Hampir satu jam antara Raven dan Noah saling mengobrol ketika obrolan tersebut diawali dengan membicarakan mengenai pernikahan Raven yang sebentar lagi akan dilaksanakan, dan laki-laki itu masih bingung dengan perasaannya kepada calon istrinya sendiri. Lalu, beralih kepada perasaan Noah kepada Yuna. Meskipun Raven belum merestui seratus persen karena keduanya memang belum memiliki hubungan yang serius, hanya Noah saja yang mengungkapkan perasaannya. Namun, paling tidak ia bisa melihat keseriusan laki-laki itu kepada adiknya jika memang Tuhan mentakdirkan keduanya berjodoh.

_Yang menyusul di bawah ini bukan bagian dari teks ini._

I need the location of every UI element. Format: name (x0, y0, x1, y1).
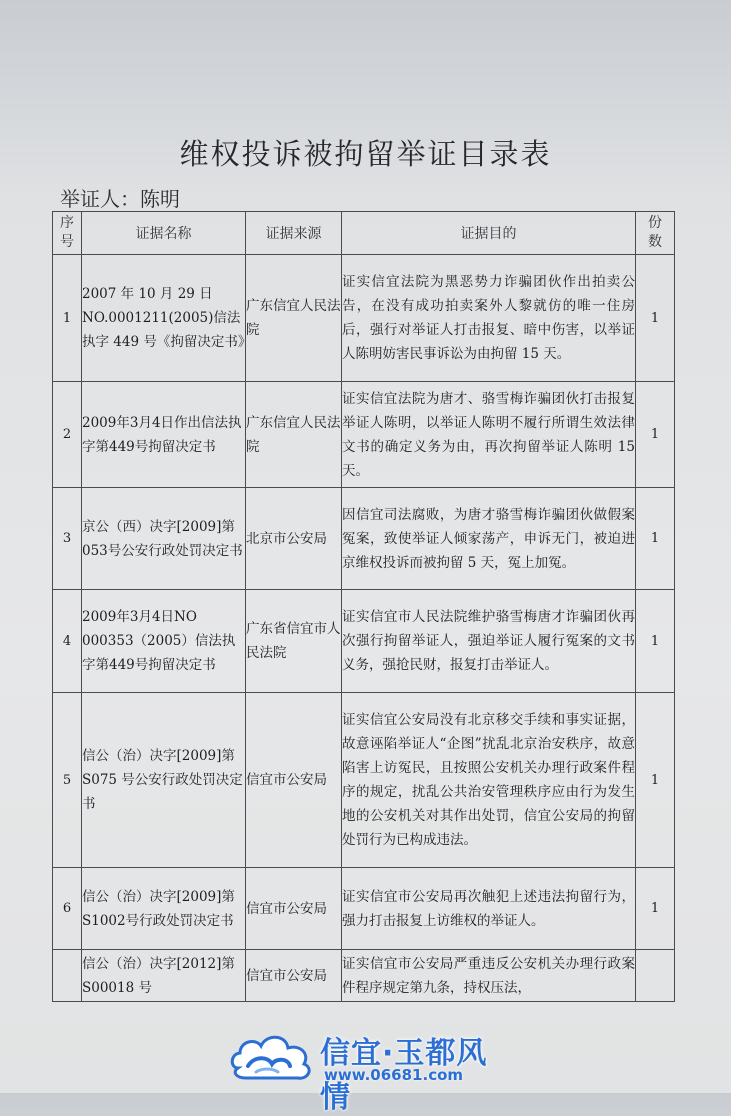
row-copies: 1 (636, 868, 675, 950)
row-evidence-source: 广东省信宜市人民法院 (246, 590, 342, 693)
header-copies-line2: 数 (648, 234, 662, 250)
row-evidence-name: 信公（治）决字[2009]第S1002号行政处罚决定书 (82, 868, 246, 950)
row-evidence-source: 广东信宜人民法院 (246, 382, 342, 488)
header-copies-line1: 份 (648, 215, 662, 231)
table-row (53, 382, 675, 488)
table-header-row (53, 212, 675, 255)
header-index-line2: 号 (60, 234, 74, 250)
watermark-text: 信宜·玉都风情 (320, 1036, 488, 1115)
row-copies: 1 (636, 382, 675, 488)
row-evidence-name: 2009年3月4日NO 000353（2005）信法执字第449号拘留决定书 (82, 590, 246, 693)
row-evidence-purpose: 证实信宜市人民法院维护骆雪梅唐才诈骗团伙再次强行拘留举证人，强迫举证人履行冤案的文书义务，强抢民财，报复打击举证人。 (342, 590, 636, 693)
header-name: 证据名称 (82, 212, 246, 255)
site-watermark (228, 1024, 518, 1115)
row-copies: 1 (636, 693, 675, 868)
table-row (53, 255, 675, 382)
prover-line: 举证人：陈明 (60, 187, 180, 211)
row-evidence-source: 广东信宜人民法院 (246, 255, 342, 382)
row-evidence-source: 信宜市公安局 (246, 950, 342, 1002)
header-copies (636, 212, 675, 255)
row-evidence-purpose: 证实信宜市公安局再次触犯上述违法拘留行为，强力打击报复上访维权的举证人。 (342, 868, 636, 950)
table-row (53, 868, 675, 950)
row-index (53, 950, 82, 1002)
row-evidence-name: 信公（治）决字[2009]第 S075 号公安行政处罚决定书 (82, 693, 246, 868)
row-copies (636, 950, 675, 1002)
row-evidence-purpose: 因信宜司法腐败，为唐才骆雪梅诈骗团伙做假案冤案，致使举证人倾家荡产，申诉无门，被迫进京维权投诉而被拘留 5 天，冤上加冤。 (342, 488, 636, 590)
row-index: 4 (53, 590, 82, 693)
row-copies: 1 (636, 590, 675, 693)
row-evidence-source: 北京市公安局 (246, 488, 342, 590)
row-evidence-purpose: 证实信宜公安局没有北京移交手续和事实证据，故意诬陷举证人“企图”扰乱北京治安秩序，故意陷害上访冤民，且按照公安机关办理行政案件程序的规定，扰乱公共治安管理秩序应由行为发生地的公安机关对其作出处罚，信宜公安局的拘留处罚行为已构成违法。 (342, 693, 636, 868)
row-evidence-source: 信宜市公安局 (246, 693, 342, 868)
table-row (53, 950, 675, 1002)
row-index: 1 (53, 255, 82, 382)
row-evidence-name: 2009年3月4日作出信法执字第449号拘留决定书 (82, 382, 246, 488)
document-title: 维权投诉被拘留举证目录表 (179, 137, 552, 171)
row-evidence-purpose: 证实信宜市公安局严重违反公安机关办理行政案件程序规定第九条，持权压法， (342, 950, 636, 1002)
row-evidence-purpose: 证实信宜法院为黑恶势力诈骗团伙作出拍卖公告，在没有成功拍卖案外人黎就仿的唯一住房后，强行对举证人打击报复、暗中伤害，以举证人陈明妨害民事诉讼为由拘留 15 天。 (342, 255, 636, 382)
row-evidence-source: 信宜市公安局 (246, 868, 342, 950)
row-copies: 1 (636, 488, 675, 590)
row-evidence-purpose: 证实信宜法院为唐才、骆雪梅诈骗团伙打击报复举证人陈明，以举证人陈明不履行所谓生效法律文书的确定义务为由，再次拘留举证人陈明 15 天。 (342, 382, 636, 488)
row-index: 2 (53, 382, 82, 488)
table-row (53, 488, 675, 590)
row-evidence-name: 京公（西）决字[2009]第053号公安行政处罚决定书 (82, 488, 246, 590)
header-index-line1: 序 (60, 215, 74, 231)
row-copies: 1 (636, 255, 675, 382)
watermark-url: www.06681.com (324, 1066, 464, 1084)
table-row (53, 693, 675, 868)
table-row (53, 590, 675, 693)
row-index: 6 (53, 868, 82, 950)
cloud-logo-icon (228, 1028, 316, 1086)
row-evidence-name: 信公（治）决字[2012]第 S00018 号 (82, 950, 246, 1002)
row-evidence-name: 2007 年 10 月 29 日NO.0001211(2005)信法执字 449 号《拘留决定书》 (82, 255, 246, 382)
row-index: 3 (53, 488, 82, 590)
header-index (53, 212, 82, 255)
row-index: 5 (53, 693, 82, 868)
header-source: 证据来源 (246, 212, 342, 255)
evidence-table (52, 211, 675, 1002)
header-purpose: 证据目的 (342, 212, 636, 255)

Ketika Raven sudah berada di ruangan pribadi untuk memulai pekerjaannya kembali, dan Noah pun melakukan hal yang sama karena menjabat sebagai CTO di perusahaan yang sama dengan Raven. Noah diangkat langsung oleh nenek Hanna, karena melihat kinerja laki-laki itu yang mengagumkan yang jarang dimiliki oleh orang lain sesaat masih menjadi karyawan di perusahaannya. Karena kesibukannya membuat kedua pria itu tidak bisa bersantai lebih lama lagi untuk mengobrol seperti karyawan lain.
Gerakan bola matanya yang sedang meneliti beberapa hasil laporan yang baru saja diserahkan oleh salah satu karyawannya, mengenai peningkatan produksi dalam satu bulan kemarin, menambah tumpukkan berkas di atas meja dan seketika membuat kepalanya pusing. Minggu depan adalah hari pernikahannya dengan Camelia, dan mungkin tiga hari sebelum hari H, ia akan disibukkan untuk hal itu.
Namun, ponsel yang berada di atas meja bersebelahan dengan laptop yang masih tertutup bergetar dan menyala. Raven paling tidak bisa membuat seseorang yang meneleponnya menunggu, walaupun dalam keadaan sibuk apa pun akan tetap diusahakan untuk menjawab, apalagi jika nenek Hanna yang memanggilnya.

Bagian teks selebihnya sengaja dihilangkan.